So weit war er in seinem Gesange gekommen, und ein sonderbares Erstaunen hatte sich der Versammlung bemächtigt, als während dieser Strophen ein alter Mann mit einer verschleierten weiblichen Gestalt von edlem Wuchse, die ein wunderschönes Kind auf dem Arme trug, das freundlich in der fremden Versammlung umhersah, und lächelnd nach dem blitzenden Diadem des Königs die kleinen Händchen streckte, zum Vorschein kamen, und sich hinter den Sänger stellten; aber das Staunen wuchs, als plötzlich aus den Gipfeln der alten Bäume, der Lieblingsadler des Königs, den er immer um sich hatte, mit einer goldenen Stirnbinde, die er aus seinen Zimmern entwandt haben mußte, herabflog, und sich auf das Haupt des Jünglings niederließ, so daß die Binde sich um seine Locken schlug. Der Fremdling erschrak einen Augenblick; der Adler flog an die Seite des Königs, und ließ die Binde zurück.

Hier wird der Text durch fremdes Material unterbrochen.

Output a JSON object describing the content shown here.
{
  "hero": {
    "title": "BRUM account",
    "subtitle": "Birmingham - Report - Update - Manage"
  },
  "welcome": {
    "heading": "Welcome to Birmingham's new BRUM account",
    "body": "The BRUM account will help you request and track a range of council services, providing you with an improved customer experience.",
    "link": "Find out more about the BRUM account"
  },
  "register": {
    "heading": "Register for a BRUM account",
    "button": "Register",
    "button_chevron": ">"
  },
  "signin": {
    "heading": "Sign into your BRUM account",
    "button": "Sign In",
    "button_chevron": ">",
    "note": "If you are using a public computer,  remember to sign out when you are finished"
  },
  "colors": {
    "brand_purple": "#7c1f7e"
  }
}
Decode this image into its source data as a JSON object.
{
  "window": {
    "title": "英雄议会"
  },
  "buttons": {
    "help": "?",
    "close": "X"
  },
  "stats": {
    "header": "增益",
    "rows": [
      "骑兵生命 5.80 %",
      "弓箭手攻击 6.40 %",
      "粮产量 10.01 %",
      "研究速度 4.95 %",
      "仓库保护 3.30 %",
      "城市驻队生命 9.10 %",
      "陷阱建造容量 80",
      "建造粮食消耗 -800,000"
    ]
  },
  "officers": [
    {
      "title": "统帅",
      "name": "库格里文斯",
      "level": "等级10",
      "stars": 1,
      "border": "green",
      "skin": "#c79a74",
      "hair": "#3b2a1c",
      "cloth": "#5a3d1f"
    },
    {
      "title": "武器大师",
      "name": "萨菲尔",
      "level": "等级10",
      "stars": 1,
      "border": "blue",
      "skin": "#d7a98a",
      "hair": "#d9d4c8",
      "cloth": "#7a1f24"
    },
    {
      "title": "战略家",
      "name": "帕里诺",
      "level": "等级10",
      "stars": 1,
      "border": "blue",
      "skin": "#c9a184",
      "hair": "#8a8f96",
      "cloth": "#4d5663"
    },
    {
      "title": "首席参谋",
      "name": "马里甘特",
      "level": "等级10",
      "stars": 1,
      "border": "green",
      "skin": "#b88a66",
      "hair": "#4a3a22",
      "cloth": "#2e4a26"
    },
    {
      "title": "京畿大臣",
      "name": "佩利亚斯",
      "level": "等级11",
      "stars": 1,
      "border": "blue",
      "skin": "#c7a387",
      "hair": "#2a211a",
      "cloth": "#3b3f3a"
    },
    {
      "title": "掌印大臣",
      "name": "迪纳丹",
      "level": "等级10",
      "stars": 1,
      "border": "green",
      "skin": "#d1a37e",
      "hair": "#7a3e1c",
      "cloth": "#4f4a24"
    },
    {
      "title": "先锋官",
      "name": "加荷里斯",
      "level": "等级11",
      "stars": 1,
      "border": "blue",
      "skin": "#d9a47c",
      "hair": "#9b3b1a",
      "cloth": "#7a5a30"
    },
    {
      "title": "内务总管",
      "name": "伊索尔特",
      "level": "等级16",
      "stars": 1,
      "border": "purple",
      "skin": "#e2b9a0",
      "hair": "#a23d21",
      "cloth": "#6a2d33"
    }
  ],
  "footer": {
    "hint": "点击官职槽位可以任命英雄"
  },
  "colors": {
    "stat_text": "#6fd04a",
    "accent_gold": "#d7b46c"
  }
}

Der Jüngling reichte sie dem Kinde, das darnach verlangte, ließ sich auf ein Knie gegen den König nieder, und fuhr in seinem Gesange mit bewegter Stimme fort:

Der Sänger fährt aus schönen Träumen
Mit froher Ungeduld empor;
Er wandelt unter hohen Bäumen
Zu des Palastes ehrnem Tor.
Die Mauern sind wie Stahl geschliffen,
Doch sie erklimmt sein Lied geschwind,
Es steigt von Lieb und Weh ergriffen
Zu ihm hinab des Königs Kind.

Die Liebe drückt sie fest zusammen
Der Klang der Panzer treibt sie fort;
Sie lodern auf in süßen Flammen,
Im nächtlich stillen Zufluchtsort.
Sie halten furchtsam sich verborgen,
Weil sie der Zorn des Königs schreckt;
Und werden nun von jedem Morgen
Zu Schmerz und Lust zugleich erweckt.

Der Sänger spricht mit sanften Klängen
Der neuen Mutter Hoffnung ein;
Da tritt, gelockt von den Gesängen
Der König in die Kluft hinein.
Die Tochter reicht in goldnen Locken
Den Enkel von der Brust ihm hin;
Sie sinken reuig und erschrocken,
Und mild zergeht sein strenger Sinn.

Der Liebe weicht und dem Gesange
Auch auf dem Thron ein Vaterherz,
Und wandelt bald in süßem Drange
Zu ewger Lust den tiefen Schmerz.
Die Liebe gibt, was sie entrissen,
Mit reichem Wucher bald zurück,
Und unter den Versöhnungsküssen
Entfaltet sich ein himmlisch Glück.

Geist des Gesangs, komm du hernieder,
Und steh auch jetzt der Liebe bei;
Bring die verlorne Tochter wieder,
Daß ihr der König Vater sei! –
Daß er mit Freuden sie umschließet,
Und seines Enkels sich erbarmt,
Und wenn das Herz ihm überfließet,
Den Sänger auch als Sohn umarmt.

(RUB 8939, S. 47–49)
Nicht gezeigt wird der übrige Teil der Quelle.